In an email, Alexei Prokhorov, senior researcher at the MIPT Center for Photonics and 2D Materials and associate professor at Vladimir State University, explains why they included a buffer layer.
“Besides exciting surface waves, some of the QD energy is spent on trivial heat losses due to phonon mode excitation in the system. If the distance [between the quantum dots and surface] is too small—and certainly if the QD is in contact with the surface—the effect of dissipation becomes dominant,” Prokhorov says. Thus, to improve coupling between the quantum dots and the 2D surface, they must be separated by a small distance.
Using the simulations, the researchers determined an optimal arrangement for the quantum dots and graphene to achieve a strong coupling, which allowed a hybrid interaction to take place among the quantum dots, incident light, and SPPs.
“[The] quantum dot positioned above graphene interacts both with incident light and with the surface electromagnetic wave, but the frequencies of these two interactions are different.
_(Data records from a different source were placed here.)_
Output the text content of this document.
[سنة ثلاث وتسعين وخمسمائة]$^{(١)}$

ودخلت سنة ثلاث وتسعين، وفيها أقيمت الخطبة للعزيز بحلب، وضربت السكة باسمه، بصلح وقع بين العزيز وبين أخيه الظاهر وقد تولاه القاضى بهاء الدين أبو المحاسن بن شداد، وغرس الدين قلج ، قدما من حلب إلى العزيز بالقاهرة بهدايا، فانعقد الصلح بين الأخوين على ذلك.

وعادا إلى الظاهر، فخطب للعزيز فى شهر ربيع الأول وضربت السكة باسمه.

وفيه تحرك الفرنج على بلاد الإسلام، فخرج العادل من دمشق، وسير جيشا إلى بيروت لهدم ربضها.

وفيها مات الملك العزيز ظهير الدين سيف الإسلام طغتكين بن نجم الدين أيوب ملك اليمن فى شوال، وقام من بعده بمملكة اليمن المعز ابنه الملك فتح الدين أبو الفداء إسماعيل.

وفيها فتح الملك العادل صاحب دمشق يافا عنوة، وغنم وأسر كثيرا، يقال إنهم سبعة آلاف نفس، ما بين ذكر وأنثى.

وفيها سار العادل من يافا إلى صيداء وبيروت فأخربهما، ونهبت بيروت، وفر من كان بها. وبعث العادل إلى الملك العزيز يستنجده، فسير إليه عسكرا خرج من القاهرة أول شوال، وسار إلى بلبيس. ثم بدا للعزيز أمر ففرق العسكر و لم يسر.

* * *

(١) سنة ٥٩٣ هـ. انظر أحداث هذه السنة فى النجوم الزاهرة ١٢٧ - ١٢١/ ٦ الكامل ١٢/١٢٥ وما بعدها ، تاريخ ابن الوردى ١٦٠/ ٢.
The dot interacts with light at a wavelength of 1.55 micrometers and with the surface plasmon-polariton at 3.5 micrometers,” Prokhorov says in the press release.
The researchers calculated the conversion efficiency of their setup to be as high as 90%–95%. When all potential negative factors that might affect this efficiency were accounted for, such as decreased chemical potential of graphene, the conversion efficiency remained above 50%—still several times higher than any other competing system.
Volkov says they are now working on the experimental realization of this system.
The paper, published in Laser & Photonics Reviews, is “Hybrid schemes for excitation of collective resonances with surface plasmon polaritons in arrays of quantum dots in the proximity of graphene” (DOI: 10.1002/lpor.202000237).